An Unseen, unspoken, unsafe disaster

5

By: S.K. Sami

Khyber Pakhtunkhwa stands today at a critical crossroads where a largely silent but deeply damaging public-health emergency demands urgent attention. The province, home to over 40 million people scattered across 35 districts and thousands of mouzas, continues to struggle with one of the most fundamental components of modern living, safe sanitation. While development debates often center on infrastructure, roads and technology, the reality on the ground shows that the most immediate threat to public well-being comes from the mismanagement of human waste and the absence of safely managed sanitation systems across both urban and rural KP. Recent assessments paint a worrying picture of the region. The vast majorities of households rely on on-site sanitation systems such as septic tanks and pit latrines, but these systems are often poorly designed, lack proper soak pits and drain fields, and overflow into open drains that snake through residential neighborhoods. Fecal sludge management, which lies at the heart of any safe sanitation system is almost nonexistent. Even when sludge is collected, it is dumped into open land, fields, or rivers, contaminating water sources and exposing entire communities to avoidable diseases. The province’s sanitation systems even in developed housing societies do not meet the global criteria of safe management from containment to disposal.

The consequences of this silent neglect are evident in the disease burden the people of Khyber Pakhtunkhwa endure year after year. Contamination levels of drinking water are extremely high, with up to 94 percent of household-level water samples testing positive for E. coli. This translates into persistently high rates of diarrheal diseases, especially among children, who remain the most vulnerable to unsafe water and poor sanitation. Seasonal outbreaks of hepatitis A and E are now almost expected in areas where sewage frequently leaks into drinking water lines. Typhoid fever continues to grip communities with alarming regularity, particularly in districts where sanitation coverage is the weakest. Parasitic infections thrive in environments where open defecation persists and excreta are not disposed of safely. These infections contribute to malnutrition, anemia and developmental challenges in children, issues that not only harm individual families but weigh down the social and economic progress of the entire province.

Water contamination is not limited to bacteria alone. Chemical pollutants such as nitrate, iron and fluoride, reported in several districts, point to sewage infiltration and deteriorating water quality. This complex mix of microbial and chemical pollution forms a dangerous health cocktail that the population is exposed to daily, often without knowing it. The sanitation crisis in Khyber Pakhtunkhwa is not merely a technical shortfall; it is a governance failure that stems from fragmented responsibilities and a lack of unified oversight. Sanitation is currently divided among multiple institutions, TMAs, WSSCs, PHED, district authorities, and development projects, resulting in duplication, confusion and incomplete management of the sanitation chain. Budget allocations remain insufficient and inconsistent, with sanitation receiving only a small share compared to the scale of the problem. Policies exist on paper as the KP Sanitation Policy, the KP Water Act, the Drinking Water Policy etc but implementation remains sporadic, uncoordinated and largely unregulated.
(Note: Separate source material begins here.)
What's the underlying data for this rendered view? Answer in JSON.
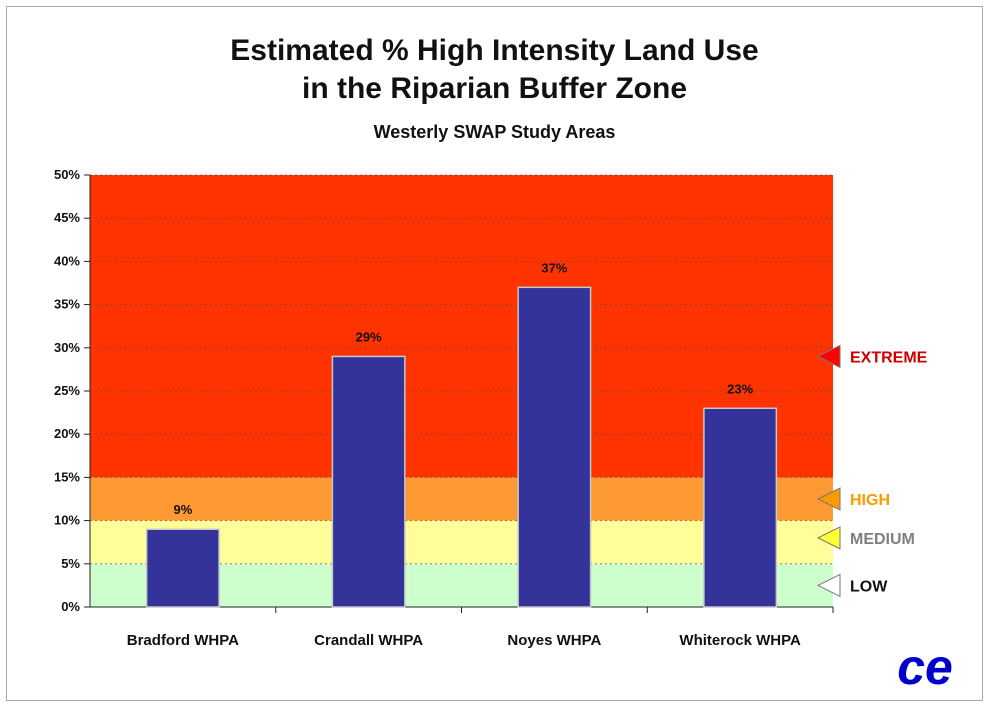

Experts around the world agree that the only sustainable solution lies in a public-service approach to sanitation, such as the City-Wide Inclusive Sanitation (CWIS) model that focuses on universal access, equitable services, safe handling of waste across the entire sanitation value chain, and long-term city-level planning. The province urgently needs to embrace this approach. It must establish a provincial-level sanitation authority mandated to plan, regulate and oversee all sanitation systems, whether sewered or on-site. The development of fecal sludge treatment plants across the province must become an immediate priority. Household sanitation practices require standardization, with mandatory guidelines for septic tank construction, desludging schedules and safe disposal. Urban centers require expanded and rehabilitated sewerage systems, while rural areas need affordable and locally appropriate sanitation solutions. Drinking water sources must be protected through comprehensive Water Safety Plans, ensuring safety from the catchment to the consumer.
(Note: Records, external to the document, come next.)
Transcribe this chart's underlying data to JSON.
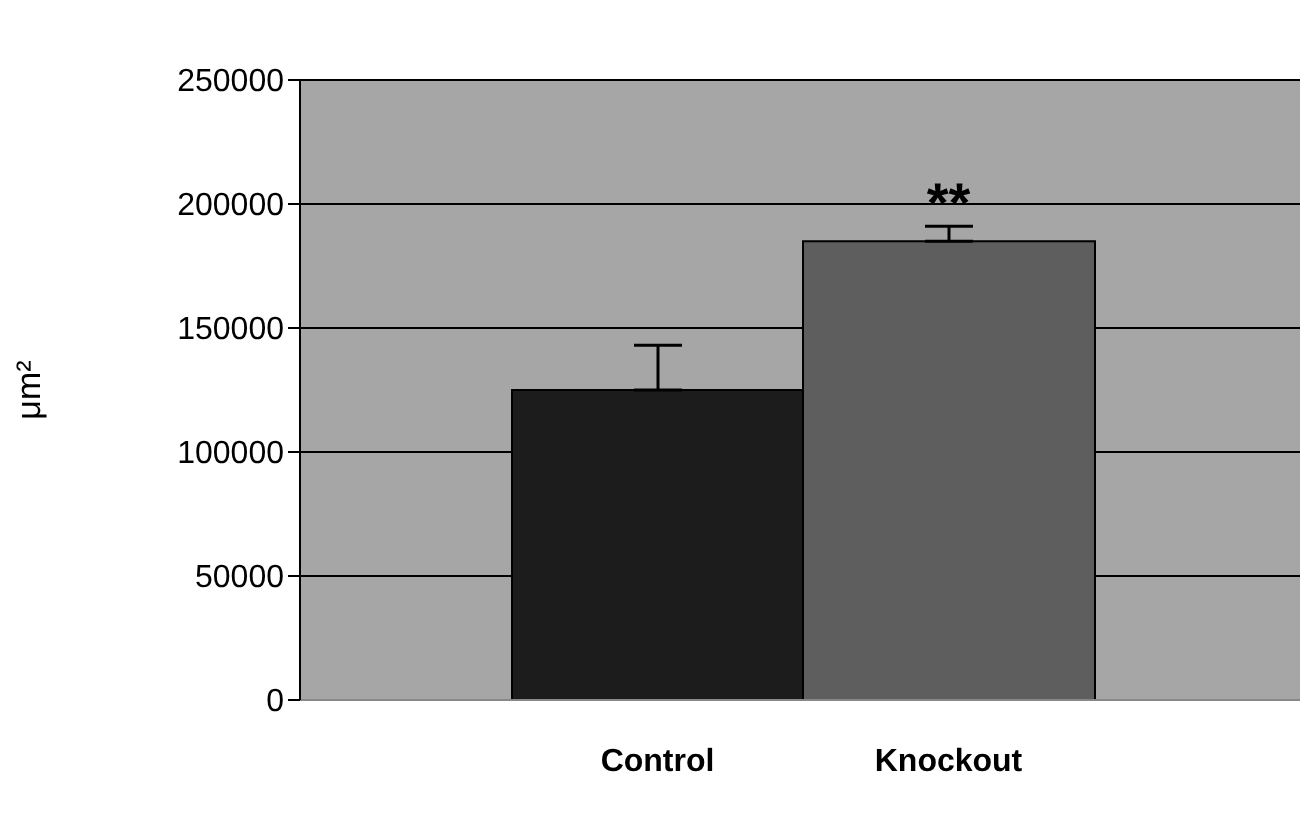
{
  "chart_data": {
    "type": "bar",
    "ylabel": "μm²",
    "categories": [
      "Control",
      "Knockout"
    ],
    "values": [
      125000,
      185000
    ],
    "colors": [
      "#1c1c1c",
      "#5e5e5e"
    ],
    "errors": [
      [
        125000,
        143000
      ],
      [
        185000,
        191000
      ]
    ],
    "ylim": [
      0,
      250000
    ],
    "yticks": [
      0,
      50000,
      100000,
      150000,
      200000,
      250000
    ],
    "grid": "y",
    "annotations": [
      "**"
    ]
  }
}
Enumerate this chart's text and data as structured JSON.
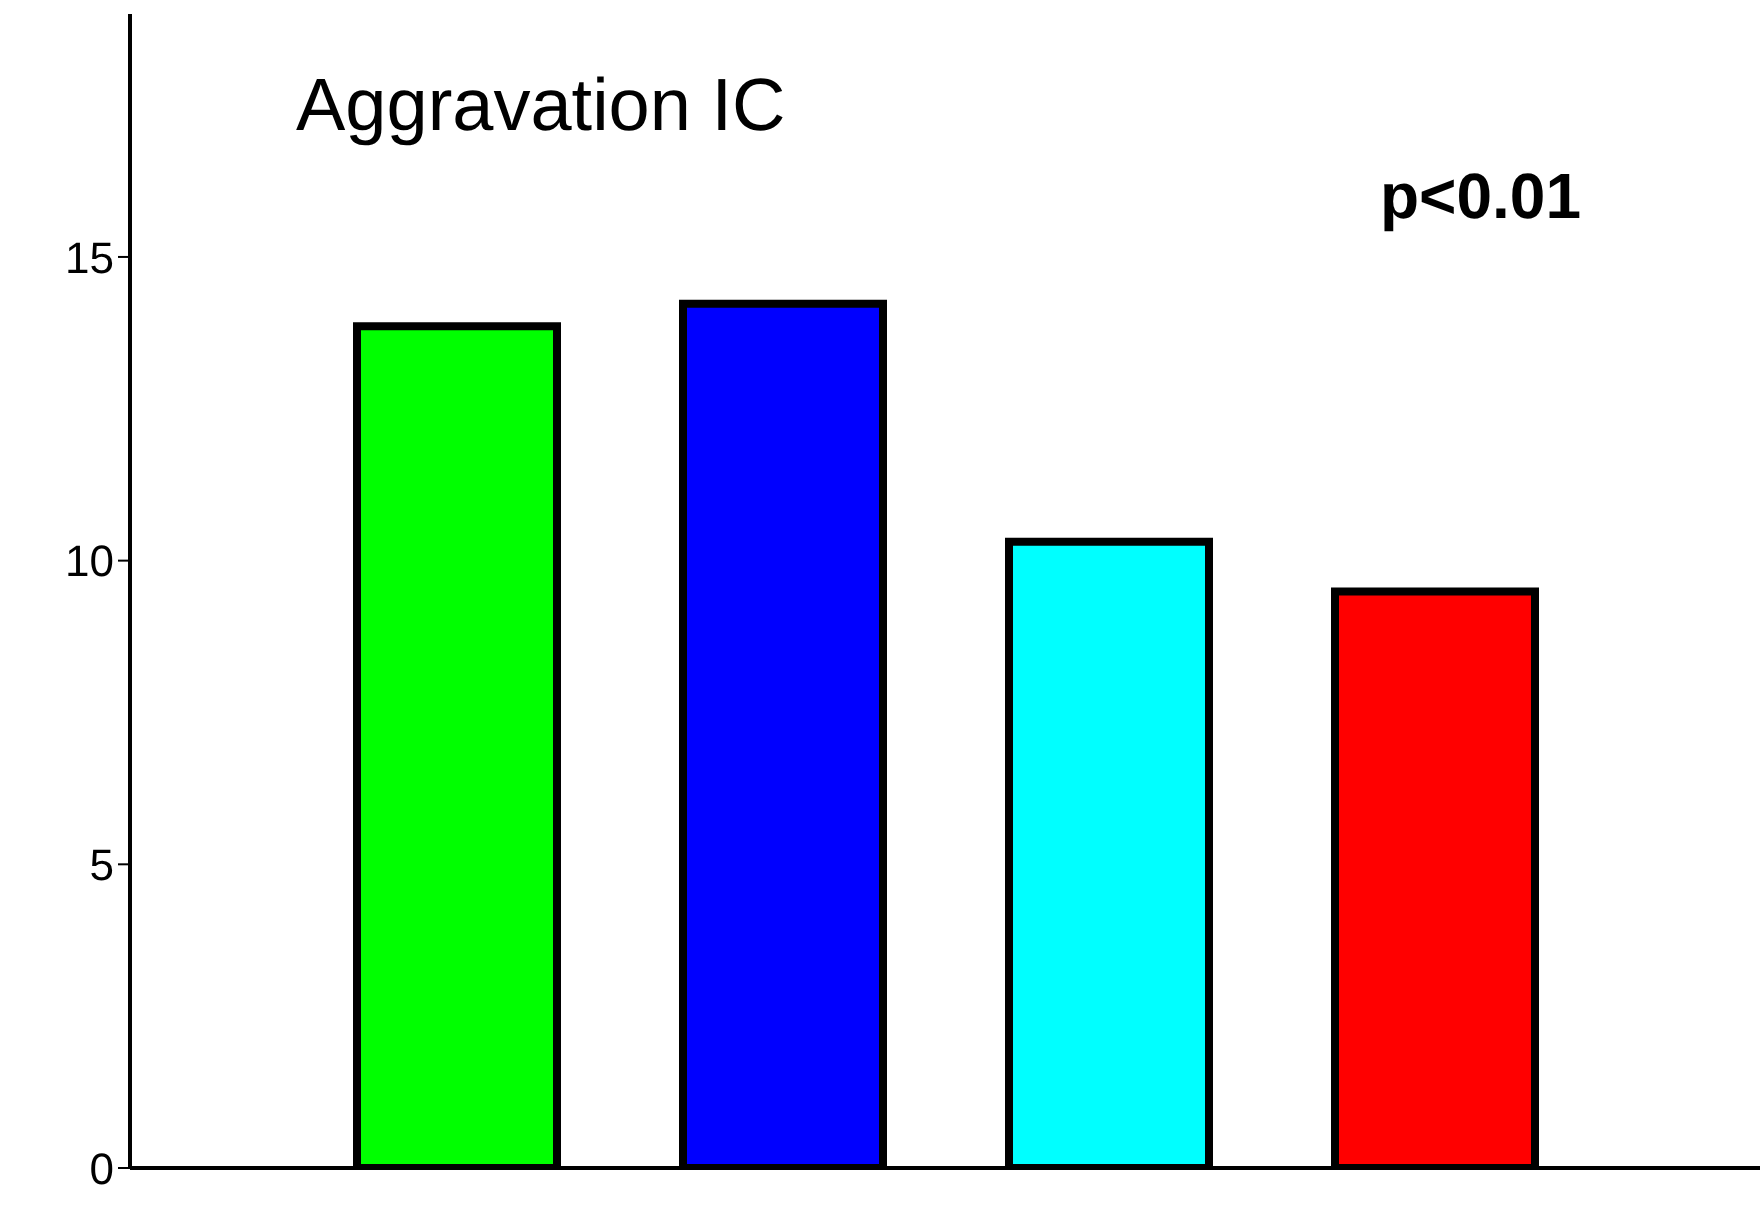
{
  "chart_data": {
    "type": "bar",
    "title": "Aggravation IC",
    "annotations": [
      "p<0.01"
    ],
    "categories": [
      null,
      null,
      null,
      null
    ],
    "values": [
      13.86,
      14.23,
      10.31,
      9.49
    ],
    "colors": [
      "#00ff00",
      "#0000ff",
      "#00ffff",
      "#ff0000"
    ],
    "ylim": [
      0,
      19
    ],
    "yticks": [
      0,
      5,
      10,
      15
    ]
  }
}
In addition to infrastructure, community engagement remains vital. KP has seen positive behavioral shifts during past sanitation drives, but these efforts must be revived through modern communication strategies, school-based programs and partnerships with civil society. Sanitation should not be treated as an afterthought or a separate line item in development budgets. It is, in fact, the foundation of public health, economic productivity and human dignity. The prosperity of future generations depends on the decisions taken today.

Khyber Pakhtunkhwa must recognize that sanitation is not a luxury to be pursued after bigger challenges are resolved but it is the cornerstone upon which healthy, resilient and thriving societies are built. For too long, the province has allowed human waste to contaminate its water, its environment and its children’s futures. The time has come for decisive action. Safe sanitation must be treated as a core public service, planned strategically, funded generously and delivered equitably. Only then can the authorities protect its people from preventable disease and build a healthier, stronger tomorrow.